Circles are effective in creating literacy learning circles, school council circles, parent circles, student circles, TLCP, etc. By doing so it allows you to control who see's what information, and communicate more efficiently with your students, peers, parents, support staff, etc. An example of how a literacy learning circle could work is to have the students create a circle, where they can share information such as youtube videos, interesting articles, questions, idea's, etc; and all can comment and work collaboratively together through this. The benefit of circles is you control the privacy of the information. This is very important due to the vulnerability of information and students, therefore this added safety allows you to share information with only who you want. For example, a conversation with a parent is a private conversation, and should not be privy to others. To highlight this, if you post something on someone's wall in Facebook, everyone who is a friend of that person can see it. In Google+, you can control this completely. Moreover, no one knows what circles you have - it is only viewable to you as a means of organization.

The benefits and flexibility of Google Hangout allows up to 10 participants in an online video conference. Unlike Skype where you can only chat to one other person, Google+ allows you to chat with up to 10 participants simultaneously. We see this as an excellent way to have students conference on projects, meet with parents outside of school hours (increased flexibility), have school staff meetings (if someone is home sick they can still participate), or discuss questions with students outside of school hours. To be clear with these outside school hours, you would set up guidelines on when you are available with all the stakeholders. This will improve transparency, and will avoid any misunderstandings. Another benefit is you can use screenshare, which allows the other video participants to view your screen to share video's, word document ideas, or anything else you wish to share. There is also the chat feature on the sidebar for those without functioning video camera's to participate with.

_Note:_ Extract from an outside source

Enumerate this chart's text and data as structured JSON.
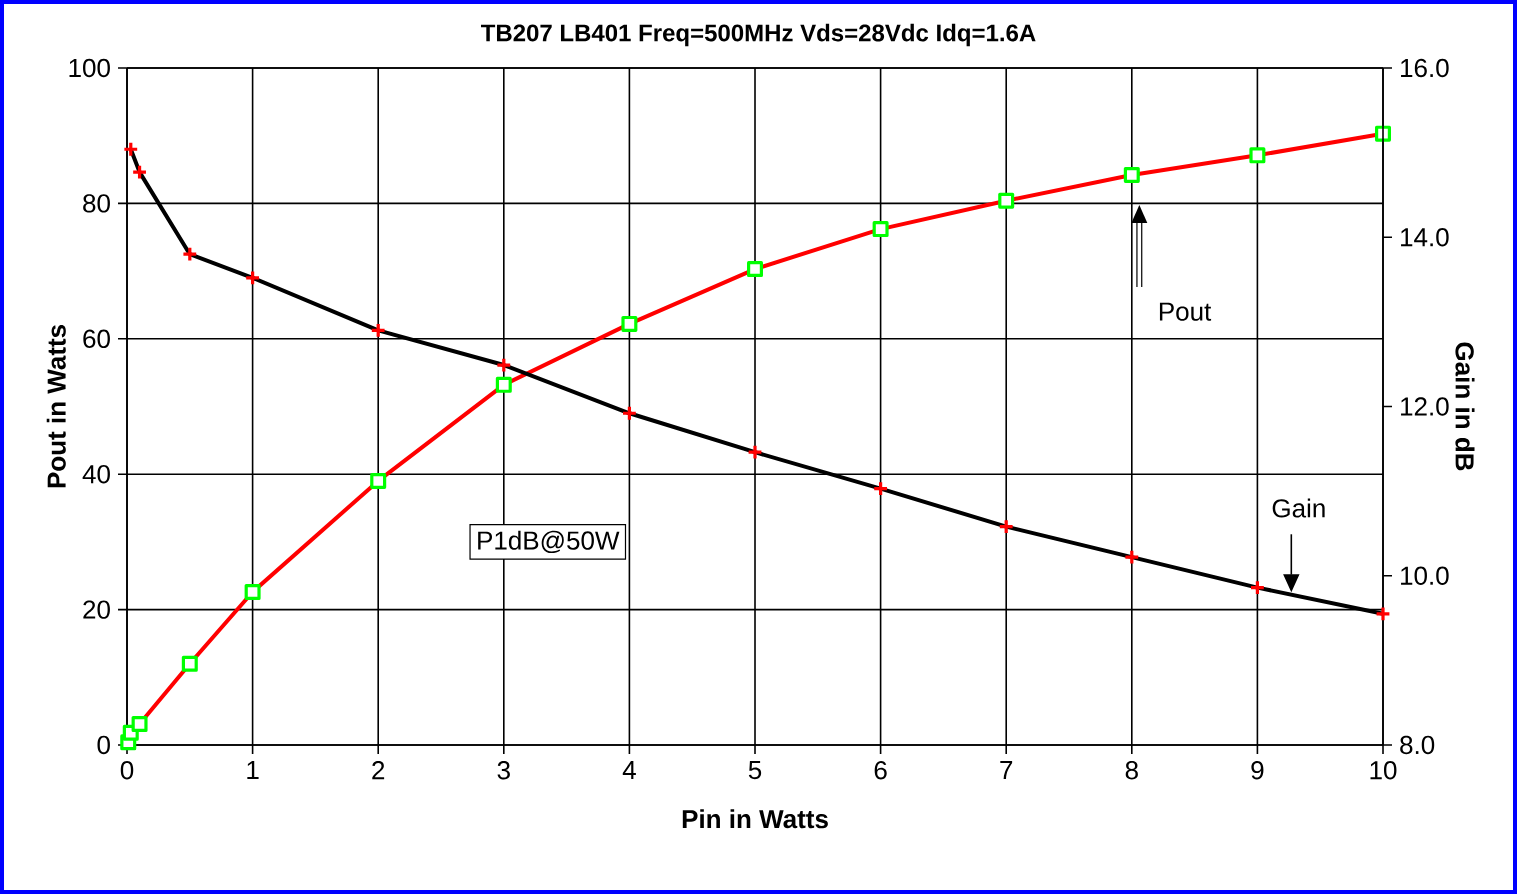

Google+ works seamlessly with all other Google products. You can easily incorporate, embed, and link to all other Google products in Google+, for instance add a doc, form, blogger, YouTube clip, or calendar. In our session I focused on discussing the benefits of the Calendar whereby you can create and share multiple different online calendar's with whomever you like. What I like about this is you would not want to share your calendar with colleagues, parents, and students that has your friend's birthday party on it, or a dentist appointment. So by creating say a "School Staff Calendar" and only sharing that with your school staff that calendar could include staff meetings, emergency meetings, school PD days, fundraising days, etc. Moreover, you could create a "Classroom Calendar" that includes when you have a math quiz, a field trip to the library, parent-teacher conferences, sports events, or online availability for additional help. This calendar could be shared with your students, parents, teachers, and administrative staff. This will create terrific transparency for what is going on in the classroom, and help parents be more aware of their child's learning.

It was a terrific experience presenting on this topic, and my co-presenter's and I learned so much. As the day progressed we started thinking of new and creative ways to use Google+ as a home base for all other Google products. An analogy I thought of was Google+ is the parents, and all the other Google products are the children and relatives that come home and share every once and while. So documents, presentations, flickr, blogger, etc, all are independent and grown up living their own lives; but they come home for a great Sunday lunch every week to share their ideas.

The Showcase had such an amazing atmosphere and buzz in the air, and I'm so thrilled I was able to be a part of it. It was fantastic walking around seeing all the different learning and centres going on, and hearing all these new ideas being discussed with such enthusiasm. I'm so proud of my fellow cohortian's who also presented at the Showcase, and cannot wait to take these ideas into the classroom.



If anyone has any other idea's on ways they have used Google+ in the classroom, or experiences on how to scaffold it I would be very interested in hearing about them. Cheers!